During the last three legislative sessions, Wyoming lawmakers have fought over funding levels for spraying cheatgrass that enables those projects. Tens of millions of dollars have ultimately been made available after each fight. That’s helped, but experts say it’s still not enough to hold the line on invasive grasses that have already affected over a quarter of Wyoming’s landmass.
Partly that’s because of the exorbitant cost of spraying cheatgrass.
The most effective herbicide, Rejuvra, provides enduring protection against cheatgrass, but spraying quickly runs up a steep bill. Woodward used the term “staggering” to describe the per-gallon cost.
“It’s about $1,100 a gallon,” she said.
Largely for that reason, Hot Springs County Weed and Pest District Supervisor Heather Love applied for $9.8 million to treat the Red Canyon Fire scar.

Some spraying is already underway, though there could be years of effort ahead before the restoration work is complete, Woodward said. Spraying blackened ground can be counterproductive, because it can also kill native perennial grasses trying to reestablish. Reseeding can also delay spraying.
“By the time you consider all of that … some of these projects are three or four years before you’ve completed the steps,” Woodward said.
Ultimately, the costly and complex landscape recovery efforts will help ranchers whose cattle and sheep graze within the Red Canyon Fire scar.

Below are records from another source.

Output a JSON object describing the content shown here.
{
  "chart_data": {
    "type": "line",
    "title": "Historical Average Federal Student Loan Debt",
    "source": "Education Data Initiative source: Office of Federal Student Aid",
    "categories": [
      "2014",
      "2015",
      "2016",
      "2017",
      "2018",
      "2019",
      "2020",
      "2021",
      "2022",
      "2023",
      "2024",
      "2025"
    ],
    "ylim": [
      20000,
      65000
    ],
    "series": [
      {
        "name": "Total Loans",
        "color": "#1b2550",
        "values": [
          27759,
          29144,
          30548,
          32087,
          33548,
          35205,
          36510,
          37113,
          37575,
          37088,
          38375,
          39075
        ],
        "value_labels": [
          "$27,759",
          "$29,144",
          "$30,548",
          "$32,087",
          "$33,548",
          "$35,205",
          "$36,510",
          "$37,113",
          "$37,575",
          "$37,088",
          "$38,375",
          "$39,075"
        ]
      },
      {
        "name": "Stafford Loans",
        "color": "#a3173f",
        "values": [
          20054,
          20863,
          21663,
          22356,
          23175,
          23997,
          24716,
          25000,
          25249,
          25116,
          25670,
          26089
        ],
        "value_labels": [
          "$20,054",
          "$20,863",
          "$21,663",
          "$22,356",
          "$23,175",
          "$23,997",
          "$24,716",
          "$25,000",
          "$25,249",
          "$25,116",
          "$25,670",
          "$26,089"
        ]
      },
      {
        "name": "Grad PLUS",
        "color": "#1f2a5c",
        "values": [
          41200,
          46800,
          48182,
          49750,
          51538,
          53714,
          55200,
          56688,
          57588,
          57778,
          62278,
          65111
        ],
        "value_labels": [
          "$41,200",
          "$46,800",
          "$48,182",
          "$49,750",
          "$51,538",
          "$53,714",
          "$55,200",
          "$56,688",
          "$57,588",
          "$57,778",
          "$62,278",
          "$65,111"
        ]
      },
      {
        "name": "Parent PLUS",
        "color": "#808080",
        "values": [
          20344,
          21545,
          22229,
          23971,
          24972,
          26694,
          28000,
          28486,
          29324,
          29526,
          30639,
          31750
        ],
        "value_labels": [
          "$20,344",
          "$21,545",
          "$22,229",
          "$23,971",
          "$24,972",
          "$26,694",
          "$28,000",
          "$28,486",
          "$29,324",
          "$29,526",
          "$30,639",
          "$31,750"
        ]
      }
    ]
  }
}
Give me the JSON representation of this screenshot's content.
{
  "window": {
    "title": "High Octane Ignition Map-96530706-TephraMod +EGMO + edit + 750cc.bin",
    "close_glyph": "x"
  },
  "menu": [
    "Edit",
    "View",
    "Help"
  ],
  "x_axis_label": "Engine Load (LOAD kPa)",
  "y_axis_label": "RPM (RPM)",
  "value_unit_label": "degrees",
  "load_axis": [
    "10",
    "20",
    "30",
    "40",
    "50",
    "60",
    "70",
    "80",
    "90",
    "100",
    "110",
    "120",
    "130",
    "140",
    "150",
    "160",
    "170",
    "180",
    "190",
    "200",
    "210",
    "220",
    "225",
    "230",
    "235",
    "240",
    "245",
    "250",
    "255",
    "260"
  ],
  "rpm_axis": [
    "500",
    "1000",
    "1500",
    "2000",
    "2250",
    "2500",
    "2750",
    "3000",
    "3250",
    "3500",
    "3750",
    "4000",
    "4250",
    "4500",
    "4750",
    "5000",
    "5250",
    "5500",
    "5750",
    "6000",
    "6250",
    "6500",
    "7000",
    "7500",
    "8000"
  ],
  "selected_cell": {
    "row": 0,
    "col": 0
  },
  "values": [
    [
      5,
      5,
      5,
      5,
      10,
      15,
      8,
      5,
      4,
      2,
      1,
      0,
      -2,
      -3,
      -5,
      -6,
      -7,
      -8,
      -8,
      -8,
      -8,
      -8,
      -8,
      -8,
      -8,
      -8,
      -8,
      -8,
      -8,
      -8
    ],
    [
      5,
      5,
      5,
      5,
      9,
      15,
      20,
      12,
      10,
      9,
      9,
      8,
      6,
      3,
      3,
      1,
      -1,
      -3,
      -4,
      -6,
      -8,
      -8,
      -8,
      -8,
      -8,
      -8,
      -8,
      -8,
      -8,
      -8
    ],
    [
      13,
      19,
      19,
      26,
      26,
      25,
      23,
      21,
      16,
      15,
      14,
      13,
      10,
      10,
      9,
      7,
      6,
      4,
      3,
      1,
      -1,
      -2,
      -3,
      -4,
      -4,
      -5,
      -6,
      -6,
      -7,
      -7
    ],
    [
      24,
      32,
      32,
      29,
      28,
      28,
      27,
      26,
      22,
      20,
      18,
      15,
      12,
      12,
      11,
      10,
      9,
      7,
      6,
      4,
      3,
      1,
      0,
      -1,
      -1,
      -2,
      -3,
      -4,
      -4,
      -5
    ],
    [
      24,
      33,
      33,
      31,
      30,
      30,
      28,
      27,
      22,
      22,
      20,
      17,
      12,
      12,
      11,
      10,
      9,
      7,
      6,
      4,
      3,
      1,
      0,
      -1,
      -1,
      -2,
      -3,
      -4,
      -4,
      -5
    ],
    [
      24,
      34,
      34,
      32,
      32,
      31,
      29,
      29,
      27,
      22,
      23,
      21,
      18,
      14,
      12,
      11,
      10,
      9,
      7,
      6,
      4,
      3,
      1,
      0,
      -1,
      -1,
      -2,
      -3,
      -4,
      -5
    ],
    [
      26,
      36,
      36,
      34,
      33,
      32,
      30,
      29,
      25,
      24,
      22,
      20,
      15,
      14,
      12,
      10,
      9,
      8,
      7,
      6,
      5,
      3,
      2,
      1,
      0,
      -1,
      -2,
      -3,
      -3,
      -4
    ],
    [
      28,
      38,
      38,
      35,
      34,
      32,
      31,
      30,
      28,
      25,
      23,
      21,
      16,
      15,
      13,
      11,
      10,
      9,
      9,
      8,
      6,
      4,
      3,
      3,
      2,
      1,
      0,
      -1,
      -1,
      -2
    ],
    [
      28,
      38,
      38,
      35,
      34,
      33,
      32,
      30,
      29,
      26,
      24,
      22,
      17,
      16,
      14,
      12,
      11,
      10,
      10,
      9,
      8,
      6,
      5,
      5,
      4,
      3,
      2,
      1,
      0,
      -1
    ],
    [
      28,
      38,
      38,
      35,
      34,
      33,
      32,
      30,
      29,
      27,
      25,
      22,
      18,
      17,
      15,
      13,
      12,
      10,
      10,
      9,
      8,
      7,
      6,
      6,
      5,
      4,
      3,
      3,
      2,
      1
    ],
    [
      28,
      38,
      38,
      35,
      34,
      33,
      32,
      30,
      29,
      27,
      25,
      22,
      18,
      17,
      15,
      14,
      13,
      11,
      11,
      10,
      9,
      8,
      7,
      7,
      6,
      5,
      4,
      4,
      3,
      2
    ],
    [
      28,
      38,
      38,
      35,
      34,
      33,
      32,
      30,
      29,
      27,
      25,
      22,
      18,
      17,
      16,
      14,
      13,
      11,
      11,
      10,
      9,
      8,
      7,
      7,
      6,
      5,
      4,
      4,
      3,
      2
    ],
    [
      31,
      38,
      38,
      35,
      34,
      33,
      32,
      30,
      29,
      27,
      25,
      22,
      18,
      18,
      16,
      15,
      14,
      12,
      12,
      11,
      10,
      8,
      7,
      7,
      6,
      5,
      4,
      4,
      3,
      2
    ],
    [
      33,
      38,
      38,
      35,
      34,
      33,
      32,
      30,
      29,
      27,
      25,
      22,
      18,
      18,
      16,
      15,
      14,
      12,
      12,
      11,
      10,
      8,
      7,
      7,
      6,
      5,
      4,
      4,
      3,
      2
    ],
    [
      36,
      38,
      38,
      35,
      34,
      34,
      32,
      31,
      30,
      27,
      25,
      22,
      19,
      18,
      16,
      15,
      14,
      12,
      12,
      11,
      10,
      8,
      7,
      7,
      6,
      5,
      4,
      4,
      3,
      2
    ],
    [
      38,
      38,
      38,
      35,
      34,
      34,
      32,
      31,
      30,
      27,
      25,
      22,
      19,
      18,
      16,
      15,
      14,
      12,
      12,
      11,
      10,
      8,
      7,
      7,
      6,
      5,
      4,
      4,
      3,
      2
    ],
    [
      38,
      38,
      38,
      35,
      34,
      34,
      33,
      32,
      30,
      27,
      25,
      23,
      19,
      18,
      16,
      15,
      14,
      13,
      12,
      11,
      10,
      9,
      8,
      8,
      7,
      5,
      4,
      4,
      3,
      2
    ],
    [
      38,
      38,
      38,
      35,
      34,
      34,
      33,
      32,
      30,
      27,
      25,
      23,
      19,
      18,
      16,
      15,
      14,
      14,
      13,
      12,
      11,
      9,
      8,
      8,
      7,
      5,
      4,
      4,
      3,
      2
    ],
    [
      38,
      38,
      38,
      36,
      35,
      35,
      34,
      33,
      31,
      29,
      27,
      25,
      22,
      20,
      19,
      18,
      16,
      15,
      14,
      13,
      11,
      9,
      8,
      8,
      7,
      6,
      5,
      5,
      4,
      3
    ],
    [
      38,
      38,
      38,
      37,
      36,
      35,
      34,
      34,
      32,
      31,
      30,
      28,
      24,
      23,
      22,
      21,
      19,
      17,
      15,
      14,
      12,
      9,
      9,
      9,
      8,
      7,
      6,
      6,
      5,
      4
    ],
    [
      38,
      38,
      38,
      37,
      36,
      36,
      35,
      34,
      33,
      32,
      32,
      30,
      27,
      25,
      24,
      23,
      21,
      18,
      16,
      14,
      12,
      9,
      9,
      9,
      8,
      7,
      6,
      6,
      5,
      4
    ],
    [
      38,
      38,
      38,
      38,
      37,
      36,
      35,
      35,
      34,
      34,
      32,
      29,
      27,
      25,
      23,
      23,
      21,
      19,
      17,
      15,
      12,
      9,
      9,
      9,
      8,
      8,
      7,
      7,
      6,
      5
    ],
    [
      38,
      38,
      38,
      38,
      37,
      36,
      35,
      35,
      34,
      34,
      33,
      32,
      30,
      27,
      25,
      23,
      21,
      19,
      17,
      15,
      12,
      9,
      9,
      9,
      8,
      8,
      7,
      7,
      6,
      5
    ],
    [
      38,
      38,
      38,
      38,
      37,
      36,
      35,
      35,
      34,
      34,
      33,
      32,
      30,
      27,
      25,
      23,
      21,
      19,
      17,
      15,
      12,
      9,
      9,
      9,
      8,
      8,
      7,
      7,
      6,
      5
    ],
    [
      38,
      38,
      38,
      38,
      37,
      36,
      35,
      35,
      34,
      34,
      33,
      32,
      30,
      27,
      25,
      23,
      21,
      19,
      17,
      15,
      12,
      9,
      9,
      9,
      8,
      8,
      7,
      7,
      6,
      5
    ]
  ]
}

Out on the fire scar tour, the stewards of the V Ranch — where the blaze began — recounted confronting the wildfire and their experience helping the landscape heal in the 10 months that have since lapsed.
“Proper grazing is critical,” said Jim Wilson, whose granddaughter, Emme Norsworthy, will become the family’s fifth generation overseeing the ranch.

“The BLM is right,” Wilson said about the need to rest rangelands from grazing after wildfires, motioning to his own federal allotment. “That country will probably not get grazed for two more years. We’re gonna let it grow up, let it go to seed.”
Wilson was sanguine about Red Canyon Fire’s long-term impact on his ranch and adjoining allotments. The blaze could actually do some good for wildlife and cattle alike, he said.
“All old sagebrush is not good,” Wilson said. “They’ve got to have new sagebrush, they’ve got to have forbs.”
But to ensure the land’s productivity, Wilson, weed and pest professionals, the BLM, and others will have to make sure that cheatgrass doesn’t take over.
Ian Tator, the Wyoming Game and Fish Department’s statewide terrestrial habitat manager, spoke to how thresholds of invasive grass cover can make or break the habitat for mule deer. Cheatgrass coverage greater than 10% can cause the struggling ungulate species to avoid an area; 20% coverage can trigger habitat abandonment.
“We want to work really hard to not let it get to that point,” Tator said.